= Revenue stamps of Scotland =

Revenue stamps of Scotland refer to the adhesive revenue or fiscal stamps which were used in Scotland, a constituent country of the United Kingdom, between 1871 and the 1970s. Regular revenue stamps of the United Kingdom were widely used throughout the country, but revenue stamps for exclusive use in Scotland were issued for Law Courts and Register House.

Register House stamps were issued to prepay deeds registration fees relating to property. They were first issued in 1871, and consisted of embossed adhesives of Great Britain underprinted REGISTER HOUSE SCOTLAND. In 1873, a set of key types depicting Queen Victoria with the appropriate inscription was issued. There are four sets of Queen Victoria key types, two of which also incorporated the thistle, a symbol of Scotland, in the design. Other sets of key types were issued in subsequent years, with the portraits of reigning monarchs: Edward VII in 1903, George V in 1921, George VI in 1947 and Elizabeth II in 1959.

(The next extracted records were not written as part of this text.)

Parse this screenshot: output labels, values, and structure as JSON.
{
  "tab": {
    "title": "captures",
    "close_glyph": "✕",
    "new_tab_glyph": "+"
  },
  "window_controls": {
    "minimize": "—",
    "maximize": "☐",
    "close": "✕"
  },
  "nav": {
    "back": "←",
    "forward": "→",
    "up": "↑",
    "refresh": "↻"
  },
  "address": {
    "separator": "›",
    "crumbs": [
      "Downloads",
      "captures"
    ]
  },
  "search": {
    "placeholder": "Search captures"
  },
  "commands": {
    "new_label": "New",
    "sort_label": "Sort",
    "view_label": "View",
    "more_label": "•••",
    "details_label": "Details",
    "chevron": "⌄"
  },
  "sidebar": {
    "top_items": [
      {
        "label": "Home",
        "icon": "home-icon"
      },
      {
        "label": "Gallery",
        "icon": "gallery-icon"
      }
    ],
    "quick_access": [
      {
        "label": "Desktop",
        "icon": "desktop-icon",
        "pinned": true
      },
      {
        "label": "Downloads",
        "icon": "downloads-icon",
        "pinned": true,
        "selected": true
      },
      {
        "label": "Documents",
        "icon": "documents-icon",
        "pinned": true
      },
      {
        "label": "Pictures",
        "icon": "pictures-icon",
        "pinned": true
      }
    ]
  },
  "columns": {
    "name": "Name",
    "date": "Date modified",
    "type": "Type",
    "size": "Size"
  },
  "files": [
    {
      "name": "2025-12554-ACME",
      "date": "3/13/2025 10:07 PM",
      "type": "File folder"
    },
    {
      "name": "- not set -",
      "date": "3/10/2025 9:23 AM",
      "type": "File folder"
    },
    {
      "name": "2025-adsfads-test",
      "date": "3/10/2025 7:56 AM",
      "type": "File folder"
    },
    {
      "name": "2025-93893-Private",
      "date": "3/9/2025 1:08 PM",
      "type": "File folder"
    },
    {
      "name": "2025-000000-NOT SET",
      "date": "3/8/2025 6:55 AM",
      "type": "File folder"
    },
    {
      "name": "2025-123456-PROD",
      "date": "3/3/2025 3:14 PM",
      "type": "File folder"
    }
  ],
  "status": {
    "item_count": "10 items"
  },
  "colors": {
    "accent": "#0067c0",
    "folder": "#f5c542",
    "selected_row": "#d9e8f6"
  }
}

All Law Courts stamps were key types, with the first issue being in 1873. These were simply inscribed LAW COURTS, making no reference to Scotland despite only being in use there. Like the Register House stamps, there are four sets of Queen Victoria stamps and a set each for Edward VII, George V and George VI. Stamps depicting Queen Elizabeth II denominated in pre-decimal currency were issued in 1959, and a final set in decimal currency was issued in 1971. This last set was additionally inscribed with the name of the country.